Supported input formats
SAM
BAM
CRAM
Parquet
FASTQ
bgzip
*.fastq.bgz
(recommended) bgzipped files with the*.fastq.gz
extension are recognized asbgz
.uncompressed
*.fastq
gzip
*.fastq.gz
Important
Gzipped files are not splittable. Choose autoscaling clusters to minimize cost for these files.
To block compress a FASTQ, install htslib, which includes the bgzip
executable.
Locally
gunzip -c <my-file>.gz | bgzip -c | aws s3 cp - s3://<my-s3-file-path>.bgz
From S3
aws s3 cp s3://<my-s3-file-path>.gz - | gunzip -c | bgzip -c | aws s3 cp - s3://<my-s3-file-path>.bgz
Output
The aligned reads, called variants, and annotated variants are all written out to Delta tables inside the provided output directory if the corresponding stages are enabled. Each table is partitioned by sample ID. In addition, if you configured the pipeline to export BAMs or VCFs, they’ll appear under the output directory as well.
|---alignments
|---sampleId=HG001
|---Parquet files
|---alignments.bam
|---HG001.bam
|---annotations
|---Delta files
|---annotations.vcf
|---HG001.vcf
|---genotypes
|---Delta files
|---genotypes.vcf
|---HG001.vcf
When you run the pipeline on a new sample, it’ll appear as a new partition. If you run the pipeline for a sample that already appears in the output directory, that partition will be overwritten.
Since all the information is available in Delta Lake, you can easily analyze it with Spark in Python, R, Scala, or SQL. For example:
# Load the data
df = spark.read.format("delta").load("/genomics/output_dir/genotypes")
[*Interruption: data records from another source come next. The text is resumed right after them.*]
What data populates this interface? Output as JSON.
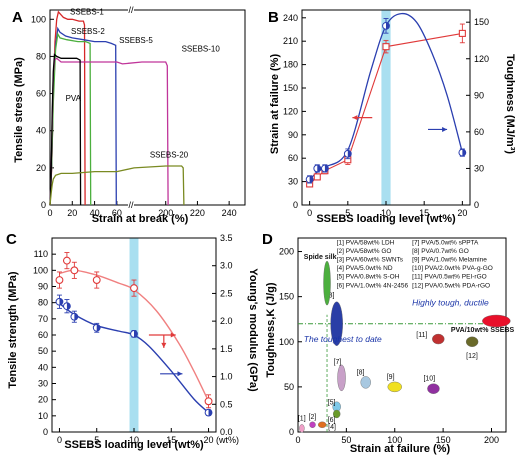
{
  "chart_data": [
    {
      "panel": "A",
      "type": "line",
      "xlabel": "Strain at break (%)",
      "ylabel": "Tensile stress (MPa)",
      "xlim": [
        0,
        250
      ],
      "ylim": [
        0,
        105
      ],
      "xticks": [
        0,
        20,
        40,
        60,
        200,
        220,
        240
      ],
      "yticks": [
        0,
        20,
        40,
        60,
        80,
        100
      ],
      "axis_break": [
        70,
        180
      ],
      "series": [
        {
          "name": "SSEBS-1",
          "color": "#d62728",
          "points": [
            [
              0,
              0
            ],
            [
              1.5,
              20
            ],
            [
              3,
              60
            ],
            [
              4.5,
              88
            ],
            [
              6,
              100
            ],
            [
              7.5,
              104
            ],
            [
              9,
              103
            ],
            [
              12,
              101
            ],
            [
              16,
              100
            ],
            [
              20,
              100
            ],
            [
              26,
              99
            ],
            [
              30,
              99
            ],
            [
              31,
              97
            ],
            [
              31.5,
              0
            ]
          ]
        },
        {
          "name": "SSEBS-2",
          "color": "#2b3fb0",
          "points": [
            [
              0,
              0
            ],
            [
              1.5,
              22
            ],
            [
              3,
              60
            ],
            [
              5,
              86
            ],
            [
              7,
              95
            ],
            [
              9,
              93
            ],
            [
              14,
              91
            ],
            [
              20,
              90
            ],
            [
              30,
              89
            ],
            [
              40,
              88
            ],
            [
              50,
              88
            ],
            [
              55,
              87
            ],
            [
              59,
              86
            ],
            [
              59.5,
              0
            ]
          ]
        },
        {
          "name": "SSEBS-5",
          "color": "#4caf3e",
          "points": [
            [
              0,
              0
            ],
            [
              1.5,
              22
            ],
            [
              3,
              55
            ],
            [
              5,
              84
            ],
            [
              7,
              92
            ],
            [
              9,
              90
            ],
            [
              15,
              89
            ],
            [
              25,
              88
            ],
            [
              32,
              88
            ],
            [
              36,
              87
            ],
            [
              36.5,
              0
            ]
          ]
        },
        {
          "name": "SSEBS-10",
          "color": "#c0359a",
          "points": [
            [
              0,
              0
            ],
            [
              1,
              15
            ],
            [
              2,
              45
            ],
            [
              3,
              70
            ],
            [
              4,
              78
            ],
            [
              6,
              79
            ],
            [
              10,
              77
            ],
            [
              20,
              77
            ],
            [
              40,
              77
            ],
            [
              60,
              77
            ],
            [
              65,
              76
            ],
            [
              185,
              77
            ],
            [
              200,
              77
            ],
            [
              201,
              75
            ],
            [
              201.5,
              0
            ]
          ]
        },
        {
          "name": "PVA",
          "color": "#000000",
          "points": [
            [
              0,
              0
            ],
            [
              1,
              15
            ],
            [
              2,
              50
            ],
            [
              3,
              72
            ],
            [
              4,
              81
            ],
            [
              6,
              80
            ],
            [
              10,
              79
            ],
            [
              18,
              79
            ],
            [
              24,
              79
            ],
            [
              27,
              78
            ],
            [
              27.5,
              0
            ]
          ]
        },
        {
          "name": "SSEBS-20",
          "color": "#7a8a22",
          "points": [
            [
              0,
              0
            ],
            [
              1,
              6
            ],
            [
              2,
              11
            ],
            [
              3,
              14
            ],
            [
              5,
              16
            ],
            [
              10,
              17
            ],
            [
              20,
              17
            ],
            [
              40,
              18
            ],
            [
              60,
              18
            ],
            [
              180,
              20
            ],
            [
              200,
              21
            ],
            [
              210,
              21
            ],
            [
              211,
              20
            ],
            [
              211.5,
              0
            ]
          ]
        }
      ]
    },
    {
      "panel": "B",
      "type": "line",
      "xlabel": "SSEBS loading level (wt%)",
      "ylabel": "Strain at failure (%)",
      "y2label": "Toughness (MJ/m³)",
      "xlim": [
        -1,
        21
      ],
      "ylim": [
        0,
        250
      ],
      "y2lim": [
        0,
        160
      ],
      "xticks": [
        0,
        5,
        10,
        15,
        20
      ],
      "yticks": [
        0,
        30,
        60,
        90,
        120,
        150,
        180,
        210,
        240
      ],
      "y2ticks": [
        0,
        30,
        60,
        90,
        120,
        150
      ],
      "highlight_x": [
        9.4,
        10.6
      ],
      "series": [
        {
          "axis": "left",
          "color": "#e03a3a",
          "x": [
            0,
            1,
            2,
            5,
            10,
            20
          ],
          "y": [
            27,
            36,
            44,
            58,
            203,
            220
          ],
          "err": [
            4,
            4,
            4,
            6,
            8,
            12
          ]
        },
        {
          "axis": "right",
          "color": "#2b3fb0",
          "x": [
            0,
            1,
            2,
            5,
            10,
            20
          ],
          "y": [
            21,
            30,
            30,
            42,
            147,
            43
          ],
          "err": [
            3,
            3,
            3,
            4,
            6,
            3
          ]
        }
      ]
    },
    {
      "panel": "C",
      "type": "line",
      "xlabel": "SSEBS loading level (wt%)",
      "ylabel": "Tensile strength (MPa)",
      "y2label": "Young's modulus (GPa)",
      "xlim": [
        -1,
        21
      ],
      "ylim": [
        0,
        120
      ],
      "y2lim": [
        0,
        3.5
      ],
      "xticks": [
        0,
        5,
        10,
        15,
        20
      ],
      "xtick_suffix_last": " (wt%)",
      "yticks": [
        0,
        10,
        20,
        30,
        40,
        50,
        60,
        70,
        80,
        90,
        100,
        110
      ],
      "y2ticks": [
        "0.0",
        "0.5",
        "1.0",
        "1.5",
        "2.0",
        "2.5",
        "3.0",
        "3.5"
      ],
      "highlight_x": [
        9.4,
        10.6
      ],
      "series": [
        {
          "axis": "left",
          "color": "#e03a3a",
          "x": [
            0,
            1,
            2,
            5,
            10,
            20
          ],
          "y": [
            94,
            106,
            100,
            94,
            89,
            19
          ],
          "err": [
            5,
            5,
            5,
            5,
            5,
            4
          ]
        },
        {
          "axis": "right",
          "color": "#2b3fb0",
          "x": [
            0,
            1,
            2,
            5,
            10,
            20
          ],
          "y": [
            2.35,
            2.27,
            2.08,
            1.88,
            1.77,
            0.35
          ],
          "err": [
            0.12,
            0.12,
            0.1,
            0.08,
            0.06,
            0.05
          ]
        }
      ]
    },
    {
      "panel": "D",
      "type": "scatter",
      "xlabel": "Strain at failure (%)",
      "ylabel": "Toughness,K (J/g)",
      "xlim": [
        0,
        215
      ],
      "ylim": [
        0,
        215
      ],
      "xticks": [
        0,
        50,
        100,
        150,
        200
      ],
      "yticks": [
        0,
        50,
        100,
        150,
        200
      ],
      "legend": [
        "[1] PVA/58wt% LDH",
        "[2] PVA/58wt% GO",
        "[3] PVA/60wt% SWNTs",
        "[4] PVA/5.0wt% ND",
        "[5] PVA/0.8wt% S-OH",
        "[6] PVA/1.0wt% 4N-2456",
        "[7] PVA/5.0wt% sPPTA",
        "[8] PVA/0.7wt% GO",
        "[9] PVA/1.0wt% Melamine",
        "[10] PVA/2.0wt% PVA-g-GO",
        "[11] PVA/0.5wt% PEI-rGO",
        "[12] PVA/0.5wt% PDA-rGO"
      ],
      "annotations": [
        "Spide silk",
        "Highly tough, ductile",
        "The toughest to date",
        "PVA/10wt% SSEBS"
      ],
      "guide_y": 120,
      "points": [
        {
          "label": "[1]",
          "x": 4,
          "y": 4,
          "color": "#f0a0c8"
        },
        {
          "label": "[2]",
          "x": 15,
          "y": 8,
          "color": "#c040c0"
        },
        {
          "label": "[3]",
          "x": 40,
          "y": 120,
          "color": "#2a3ea6"
        },
        {
          "label": "[4]",
          "x": 25,
          "y": 8,
          "color": "#e07020"
        },
        {
          "label": "[5]",
          "x": 40,
          "y": 28,
          "color": "#7ec8e8"
        },
        {
          "label": "[6]",
          "x": 40,
          "y": 20,
          "color": "#6a9a2a"
        },
        {
          "label": "[7]",
          "x": 45,
          "y": 60,
          "color": "#c8a0c8"
        },
        {
          "label": "[8]",
          "x": 70,
          "y": 55,
          "color": "#a8c8e0"
        },
        {
          "label": "[9]",
          "x": 100,
          "y": 50,
          "color": "#f0e020"
        },
        {
          "label": "[10]",
          "x": 140,
          "y": 48,
          "color": "#9030a0"
        },
        {
          "label": "[11]",
          "x": 145,
          "y": 103,
          "color": "#c03030"
        },
        {
          "label": "[12]",
          "x": 180,
          "y": 100,
          "color": "#6a6a2a"
        },
        {
          "label": "Spide silk",
          "x": 30,
          "y": 165,
          "color": "#4caf3e"
        },
        {
          "label": "PVA/10wt% SSEBS",
          "x": 205,
          "y": 123,
          "color": "#e8102a"
        }
      ]
    }
  ]
}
# Show all variants from chromosome 12
display(df.where("contigName == '12'").orderBy("sampleId", "start"))
-- Register the table in the catalog
CREATE TABLE genotypes
USING delta
LOCATION '/genomics/output_dir/genotypes'
Troubleshooting
Job is slow and few tasks are running
Usually indicates that the input FASTQ files are compressed with gzip
instead of bgzip
. Gzipped files are not splittable, so the input cannot be processed in parallel.
Run programmatically
In addition to using the UI, you can start runs of the pipeline programmatically using the Databricks CLI (legacy).

After setting up the pipeline job in the UI, copy the Job ID as you pass it to the jobs run-now
CLI command.
Here’s an example bash script that you can adapt for your workflow:
# Generate a manifest file
cat <<HERE >manifest.csv
file_path,sample_id,paired_end,read_group_id
dbfs:/genomics/my_new_sample/*_R1_*.fastq.bgz,my_new_sample,1,read_group
dbfs:/genomics/my_new_sample/*_R2_*.fastq.bgz,my_new_sample,2,read_group
HERE
# Upload the file to DBFS
DBFS_PATH=dbfs:/genomics/manifests/$(date +"%Y-%m-%dT%H-%M-%S")-manifest.csv
databricks fs cp manifest.csv $DBFS_PATH
# Start a new run
databricks jobs run-now --job-id <job-id> --notebook-params "{\"manifest\": \"$DBFS_PATH\"}"
In addition to starting runs from the command line, you can use this pattern to invoke the pipeline from automated systems like Jenkins.